This is a simple sentence segmentation tools based on a decision tree. It is designed for some complicated sentence segmentation tasks such as reports with fix width line breaks.
Use the following command
pip install git+https://github.com/noc-lab/simple_sentence_segment.git
Alternatively, one can download the latest release in the release page and run
pip install simple_sentence_segment-0.1.2.tar.gz
from simple_sentence_segment import sentence_segment
sample_text = """Admission Date: 1-1-01 Discharge Date: 1-1-01
Date of Birth: 1-1-01 Sex: F
HISTORY OF PRESENT ILLNESS: Lorem ipsum dolor sit amet, consectetuer
adipiscing elit. Aenean commodo ligula eget dolor. Aenean massa. Cum
sociis natoque penatibus et magnis dis parturient montes, nascetur
ridiculus mus. Donec quam felis, ultricies nec, pellentesque eu,
pretium quis, sem.
Nulla consequat massa quis enim. Donec pede justo, fringilla vel,
aliquet nec, vulputate eget, arcu. In enim justo, rhoncus ut, imperdiet
a, venenatis vitae, justo. Nullam dictum felis eu pede mollis pretium.
Summary:
1. Integer tincidunt. Cras dapibus. Vivamus elementum semper nisi.

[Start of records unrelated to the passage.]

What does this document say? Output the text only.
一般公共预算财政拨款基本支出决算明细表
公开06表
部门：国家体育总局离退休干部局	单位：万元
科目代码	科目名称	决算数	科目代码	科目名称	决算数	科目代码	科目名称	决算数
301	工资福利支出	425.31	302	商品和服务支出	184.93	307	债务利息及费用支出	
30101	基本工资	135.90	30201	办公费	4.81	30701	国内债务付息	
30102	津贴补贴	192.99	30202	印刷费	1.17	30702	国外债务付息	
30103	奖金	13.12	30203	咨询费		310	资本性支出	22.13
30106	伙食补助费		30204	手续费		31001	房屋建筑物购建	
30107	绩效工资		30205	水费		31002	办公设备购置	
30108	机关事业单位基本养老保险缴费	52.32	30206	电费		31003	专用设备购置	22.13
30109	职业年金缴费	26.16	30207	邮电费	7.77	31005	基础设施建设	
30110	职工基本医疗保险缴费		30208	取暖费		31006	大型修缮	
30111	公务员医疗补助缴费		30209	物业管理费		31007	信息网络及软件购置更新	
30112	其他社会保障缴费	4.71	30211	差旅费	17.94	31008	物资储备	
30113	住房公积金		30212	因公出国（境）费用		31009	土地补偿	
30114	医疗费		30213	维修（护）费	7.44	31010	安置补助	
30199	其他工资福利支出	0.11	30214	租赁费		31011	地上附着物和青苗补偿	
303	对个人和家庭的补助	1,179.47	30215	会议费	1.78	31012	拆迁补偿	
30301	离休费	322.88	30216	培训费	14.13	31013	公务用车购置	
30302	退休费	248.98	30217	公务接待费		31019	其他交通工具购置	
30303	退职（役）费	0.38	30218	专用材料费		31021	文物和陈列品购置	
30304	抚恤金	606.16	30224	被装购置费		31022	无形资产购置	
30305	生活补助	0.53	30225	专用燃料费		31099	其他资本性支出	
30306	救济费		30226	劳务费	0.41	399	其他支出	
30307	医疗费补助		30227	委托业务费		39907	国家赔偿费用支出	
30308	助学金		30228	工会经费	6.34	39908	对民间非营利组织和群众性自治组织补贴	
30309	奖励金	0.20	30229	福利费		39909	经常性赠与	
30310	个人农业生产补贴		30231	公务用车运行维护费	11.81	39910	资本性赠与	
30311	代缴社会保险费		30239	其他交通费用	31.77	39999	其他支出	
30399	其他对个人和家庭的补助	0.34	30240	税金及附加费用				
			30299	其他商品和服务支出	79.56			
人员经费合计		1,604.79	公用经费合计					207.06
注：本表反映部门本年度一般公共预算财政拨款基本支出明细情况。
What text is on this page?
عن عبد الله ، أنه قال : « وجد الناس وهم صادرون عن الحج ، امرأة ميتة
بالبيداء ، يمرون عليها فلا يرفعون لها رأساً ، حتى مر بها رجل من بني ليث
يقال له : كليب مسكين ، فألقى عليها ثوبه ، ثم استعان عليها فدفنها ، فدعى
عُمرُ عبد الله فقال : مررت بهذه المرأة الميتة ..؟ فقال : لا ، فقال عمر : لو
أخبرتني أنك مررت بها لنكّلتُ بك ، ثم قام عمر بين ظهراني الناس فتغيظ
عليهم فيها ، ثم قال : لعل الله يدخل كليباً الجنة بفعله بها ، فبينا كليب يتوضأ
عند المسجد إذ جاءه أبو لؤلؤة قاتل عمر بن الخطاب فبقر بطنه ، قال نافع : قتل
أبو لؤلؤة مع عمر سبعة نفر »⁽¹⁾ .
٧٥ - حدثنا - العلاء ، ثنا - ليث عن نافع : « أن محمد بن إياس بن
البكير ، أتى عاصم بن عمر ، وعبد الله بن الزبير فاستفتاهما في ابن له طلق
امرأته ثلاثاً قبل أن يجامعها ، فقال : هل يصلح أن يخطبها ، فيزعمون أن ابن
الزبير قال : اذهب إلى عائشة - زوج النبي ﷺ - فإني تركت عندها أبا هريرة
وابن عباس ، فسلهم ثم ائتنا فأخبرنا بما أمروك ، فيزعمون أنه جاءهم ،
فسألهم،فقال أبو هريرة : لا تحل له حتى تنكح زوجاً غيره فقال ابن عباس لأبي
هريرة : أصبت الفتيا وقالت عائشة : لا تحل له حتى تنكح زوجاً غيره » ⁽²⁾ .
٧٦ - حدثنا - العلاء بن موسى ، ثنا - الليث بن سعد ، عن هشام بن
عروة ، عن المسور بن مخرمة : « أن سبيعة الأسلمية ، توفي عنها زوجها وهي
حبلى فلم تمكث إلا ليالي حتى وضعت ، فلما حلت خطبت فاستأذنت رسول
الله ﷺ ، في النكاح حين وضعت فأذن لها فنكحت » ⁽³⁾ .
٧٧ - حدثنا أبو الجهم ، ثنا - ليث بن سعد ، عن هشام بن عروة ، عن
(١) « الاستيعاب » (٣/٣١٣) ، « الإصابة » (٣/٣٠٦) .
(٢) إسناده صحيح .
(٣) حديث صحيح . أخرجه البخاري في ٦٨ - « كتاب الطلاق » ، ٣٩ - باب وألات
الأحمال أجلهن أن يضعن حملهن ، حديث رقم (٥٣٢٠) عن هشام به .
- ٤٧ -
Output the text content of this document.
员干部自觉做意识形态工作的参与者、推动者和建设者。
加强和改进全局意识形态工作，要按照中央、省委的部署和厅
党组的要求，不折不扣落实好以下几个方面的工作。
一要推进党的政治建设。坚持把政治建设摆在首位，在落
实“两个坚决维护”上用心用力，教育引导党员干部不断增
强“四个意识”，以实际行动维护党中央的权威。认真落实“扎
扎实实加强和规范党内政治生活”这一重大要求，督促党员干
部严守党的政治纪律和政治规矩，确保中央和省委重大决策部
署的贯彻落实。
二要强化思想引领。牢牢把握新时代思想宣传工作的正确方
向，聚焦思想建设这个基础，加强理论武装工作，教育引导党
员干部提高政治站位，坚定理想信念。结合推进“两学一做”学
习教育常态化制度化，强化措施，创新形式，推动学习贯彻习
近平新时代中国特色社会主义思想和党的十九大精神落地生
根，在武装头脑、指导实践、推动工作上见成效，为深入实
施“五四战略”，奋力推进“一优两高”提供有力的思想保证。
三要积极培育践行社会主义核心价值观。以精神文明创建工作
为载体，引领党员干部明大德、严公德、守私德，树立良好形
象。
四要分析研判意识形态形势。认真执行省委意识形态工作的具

Aenean vulputate eleifend tellus. Left vs. right.
2. Aenean leo ligula, porttitor eu, consequat
vitae, eleifend ac, enim.
3. Aliquam lorem ante, dapibus in, viverra quis, feugiat a, tellus."""
for s, t in sentence_segment(sample_text, exclusive_phrase=['vs.']):
print(repr(sample_text[s:t].strip()))
The output is
'Admission Date: 1-1-01'
'Discharge Date: 1-1-01'
'Date of Birth:'
'1-1-01'
'Sex:'
'F'
'HISTORY OF PRESENT ILLNESS: Lorem ipsum dolor sit amet, consectetuer \nadipiscing elit.'
'Aenean commodo ligula eget dolor.'
'Aenean massa.'
'Cum \nsociis natoque penatibus et magnis dis parturient montes, nascetur\nridiculus mus.'
'Donec quam felis, ultricies nec, pellentesque eu, \npretium quis, sem.'
'Nulla consequat massa quis enim.'
'Donec pede justo, fringilla vel,\naliquet nec, vulputate eget, arcu.'
'In enim justo, rhoncus ut, imperdiet \na, venenatis vitae, justo.'
'Nullam dictum felis eu pede mollis pretium.'
'Summary:'
'1.'
'Integer tincidunt.'
'Cras dapibus.'
'Vivamus elementum semper nisi.'
'Aenean vulputate eleifend tellus.'
'Left vs. right.'
'2.'
'Aenean leo ligula, porttitor eu, consequat\nvitae, eleifend ac, enim.'
'3.'
'Aliquam lorem ante, dapibus in, viverra quis, feugiat a, tellus.'
import spacy
from simple_sentence_segment import SentenceSegmenter
sample_text = """Admission Date: 1-1-01
Discharge Date: 1-1-01
Date of Birth: 1-1-01
Sex: F
HISTORY OF PRESENT ILLNESS: Lorem ipsum dolor sit amet, consectetuer
adipiscing elit. Aenean commodo ligula eget dolor. Aenean massa. Cum
sociis natoque penatibus et magnis dis parturient montes, nascetur
ridiculus mus. Donec quam felis, ultricies nec, pellentesque eu,
pretium quis, sem.
Nulla consequat massa quis enim. Donec pede justo, fringilla vel,
aliquet nec, vulputate eget, arcu. In enim justo, rhoncus ut, imperdiet
a, venenatis vitae, justo. Nullam dictum felis eu pede mollis pretium.
Summary:
1. Integer tincidunt. Cras dapibus. Vivamus elementum semper nisi. Aenean vulputate eleifend tellus.
2. Aenean leo ligula, porttitor eu, consequat vitae, eleifend ac, enim.
3. Aliquam lorem ante, dapibus in, viverra quis, feugiat a, tellus."""
nlp = spacy.load('en')
nlp.add_pipe(SentenceSegmenter().set_sent_starts, name='sentence_segmenter', before='parser')
doc = nlp(sample_text)
for sen in doc.sents:
print(repr(sen.string))
The model is trained based on some reports shown as examples using some hand-craft rules by the author. Feedback is always welcome so that the author can add more rules in generating training examples and have a better model.